Jetzt mehr denn je, als ich dasaß und Merle spielen hörte und mich an jenen anderen Sonntag erinnerte, wünschte ich, dass ich die Gründe wüsste. Und wünschte mir mehr noch etwas außerhalb meiner selbst. Einen Glauben allerdings, der dem Leben passen würde, anstatt es nur zu verbergen. Es gab so vieles, was ich gern geglaubt hätte. Ich hätte gern geglaubt, dass alles, was auf uns zukommen mochte, gerecht war, und hätte gern wie Wally Huttons Frau mit fromm zum Himmel erhobenen Augen sagen können: »Der Herr hat’s gegeben, und der Herr hat’s genommen«, als sie ihr siebentes Kind begrub wie einen Knochen für das Fest der Auferstehung. Es wäre leichter, das Unvermeidliche und Gerechte zu ertragen, wenn es keinen Ausweg gäbe. Aber wir haben doch sicher das Recht, dachte ich, das Leben voll auszukosten wie jeder andere!
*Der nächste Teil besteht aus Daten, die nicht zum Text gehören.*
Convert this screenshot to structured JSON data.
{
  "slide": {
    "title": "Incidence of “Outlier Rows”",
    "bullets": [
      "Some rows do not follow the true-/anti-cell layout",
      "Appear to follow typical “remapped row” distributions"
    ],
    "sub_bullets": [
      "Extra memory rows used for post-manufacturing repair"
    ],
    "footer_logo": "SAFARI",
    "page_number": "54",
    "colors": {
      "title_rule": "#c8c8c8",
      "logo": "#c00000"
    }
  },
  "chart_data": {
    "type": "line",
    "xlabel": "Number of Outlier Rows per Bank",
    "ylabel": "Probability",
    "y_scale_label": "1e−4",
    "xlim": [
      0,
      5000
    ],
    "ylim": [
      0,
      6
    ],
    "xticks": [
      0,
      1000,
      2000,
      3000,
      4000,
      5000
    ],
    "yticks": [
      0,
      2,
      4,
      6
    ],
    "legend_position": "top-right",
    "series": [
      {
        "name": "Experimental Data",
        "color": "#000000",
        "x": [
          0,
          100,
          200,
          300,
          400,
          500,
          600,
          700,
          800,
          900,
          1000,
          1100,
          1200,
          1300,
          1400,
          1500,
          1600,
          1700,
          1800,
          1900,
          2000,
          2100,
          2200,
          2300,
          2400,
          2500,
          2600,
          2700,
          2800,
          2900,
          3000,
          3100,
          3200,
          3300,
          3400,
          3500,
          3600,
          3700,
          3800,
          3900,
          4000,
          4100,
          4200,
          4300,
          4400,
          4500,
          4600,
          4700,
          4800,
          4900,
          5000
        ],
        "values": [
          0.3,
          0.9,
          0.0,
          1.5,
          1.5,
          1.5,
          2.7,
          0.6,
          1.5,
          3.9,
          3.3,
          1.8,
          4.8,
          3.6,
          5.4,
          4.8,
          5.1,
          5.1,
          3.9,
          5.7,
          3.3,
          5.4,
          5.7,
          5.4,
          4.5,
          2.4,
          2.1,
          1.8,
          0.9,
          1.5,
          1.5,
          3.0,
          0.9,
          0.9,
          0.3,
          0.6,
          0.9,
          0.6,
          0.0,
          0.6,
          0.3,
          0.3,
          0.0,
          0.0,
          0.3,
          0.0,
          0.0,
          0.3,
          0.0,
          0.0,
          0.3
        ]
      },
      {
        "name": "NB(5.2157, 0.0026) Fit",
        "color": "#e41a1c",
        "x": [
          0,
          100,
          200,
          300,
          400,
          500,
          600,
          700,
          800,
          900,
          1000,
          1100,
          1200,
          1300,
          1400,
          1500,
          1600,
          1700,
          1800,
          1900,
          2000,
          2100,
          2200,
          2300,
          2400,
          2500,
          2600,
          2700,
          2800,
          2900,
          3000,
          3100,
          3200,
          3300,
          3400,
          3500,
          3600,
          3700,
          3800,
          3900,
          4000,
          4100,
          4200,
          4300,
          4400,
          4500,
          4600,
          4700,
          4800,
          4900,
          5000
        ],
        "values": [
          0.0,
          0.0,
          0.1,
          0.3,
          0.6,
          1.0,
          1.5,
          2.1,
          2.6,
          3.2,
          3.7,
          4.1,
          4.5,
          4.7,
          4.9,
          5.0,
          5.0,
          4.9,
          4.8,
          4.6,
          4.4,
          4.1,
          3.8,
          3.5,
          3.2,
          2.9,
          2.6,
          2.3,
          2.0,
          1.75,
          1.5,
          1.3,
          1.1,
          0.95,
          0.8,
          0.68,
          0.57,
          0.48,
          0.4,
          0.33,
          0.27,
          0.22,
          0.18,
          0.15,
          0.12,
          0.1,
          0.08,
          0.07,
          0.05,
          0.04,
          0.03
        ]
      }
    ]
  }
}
Sind wir und die um uns herum – die Ramseys und Huttons und Meisters und so weiter – denn schlechter als Menschen, die keine Angst kennen, kein Sumpfloch zu füllen haben, kein Spielball sind von Dürre und Frost? Warum wurde es uns bestimmt, derart eingeschränkt zu sein? Vielleicht, wenn wir von allem abgeschnitten gewesen wären und nie etwas von jenen seltenen, in Sicherheit lebenden Menschen gesehen und gehört hätten, denen es an nichts mangelte, vielleicht hätten wir dann anfangen können, Gott die Schuld zu geben, und unseren Frieden gefunden. Wissen ist ein zweischneidiges Messer, ganz Klinge, ohne einen Schaft, mit dem sein Besitzer zustechen könnte.
Doch letztlich lief alles auf das Gleiche hinaus, und ich wusste, dass kein Gesetz und kein Plan und kein Ende der Schulden mir das eine geben könnte, das ich mir mehr wünschte als alles andere, dass kein Gesetz der Welt Grant dazu bringen könnte, mich zu lieben.